Contrapositive: $\forall\; n > 1, n:$ composite $\implies\exists\; p$ (prime) s.t. $p \leq \sqrt n$ and $p\mid n$
You have the statement:
For all integers $n > 1$, if $n$ is not prime, then there exists a prime number $p$ such that $p \leq \sqrt n$ and $n$ is divisible by $p$.
This is a statement of the form $$\text{Let }\;n\in \mathbb Z, n > 1: \quad \forall n\left [\lnot P(n) \implies \exists p (Q(n, p) \land R(n, p))\right]$$
It's contrapositive is:
For all integers $n\gt 1$, if there does not exist a prime number $p$ such that $p \leq \sqrt n$ and $n$ is divisible by $p$, then $n$ is prime.
Which is a statement of the form $$\text{Let}\;n\in \mathbb Z, n > 1:\quad \forall n [\lnot \exists p(Q(n,p) \land R(n,p)) \implies P(n))$$
The contrapositive is: Let $n > 1$ be an integer.
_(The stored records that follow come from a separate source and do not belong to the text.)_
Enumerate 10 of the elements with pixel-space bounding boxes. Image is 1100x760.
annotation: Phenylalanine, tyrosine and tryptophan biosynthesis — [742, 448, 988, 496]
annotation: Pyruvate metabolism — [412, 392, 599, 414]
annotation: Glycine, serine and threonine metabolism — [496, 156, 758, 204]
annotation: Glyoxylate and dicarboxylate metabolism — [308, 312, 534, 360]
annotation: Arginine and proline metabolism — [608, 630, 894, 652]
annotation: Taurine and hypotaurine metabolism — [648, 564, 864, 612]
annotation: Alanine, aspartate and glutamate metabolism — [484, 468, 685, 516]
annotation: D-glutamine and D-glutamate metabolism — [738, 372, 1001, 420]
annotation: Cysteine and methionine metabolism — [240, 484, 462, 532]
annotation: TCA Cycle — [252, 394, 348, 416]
If there does not exist a prime $p$ such that $p \leq \sqrt{n}$ and $n$ is divisible by $p$, then $n$ is prime.
Or in other words: let $n > 1$. If for all primes $p$, either $p > \sqrt{n}$ or $n$ is not divisible by $p$, then $n$ is prime.
We are starting out with an arbitrary integer $n > 1$. The contrapositive to "if $n$ is not prime, then there exists a prime number $p$ such that $p≤ \sqrt{n}$ and $n$ is divisible by $p$" is "if for all primes $p$, either $p > \sqrt{n}$ or $n$ is not divisible by $p$, then $n$ is prime." The contrapositive to $A \implies B$ is "if not $B$, then not $A$." But your original statement was of the form "For all $n > 1$, $A$ implies $B$." So the "contrapositive" would be "For all $n > 1$, not $B$ implies not $A$."
Let's write it as FO formula: $$(n>1)\wedge(\mbox{ $n$ is not prime})\Longrightarrow \exists p((p \mbox{ is prime}) \wedge (p\leq n)\wedge (p|n)) $$ So the contapositive statement will be $$\sim( \exists p((p \mbox{ is prime}) \wedge (p\leq n)\wedge (p|n)))\Longrightarrow \sim ((n>1)\wedge(\mbox{ $n$ is not prime}))$$ which is same as $$ \forall p((p \mbox{ is not prime}) \vee (p> n)\vee (p\not|n))\Longrightarrow ((n\leq1)\vee(\mbox{ $n$ is prime}))$$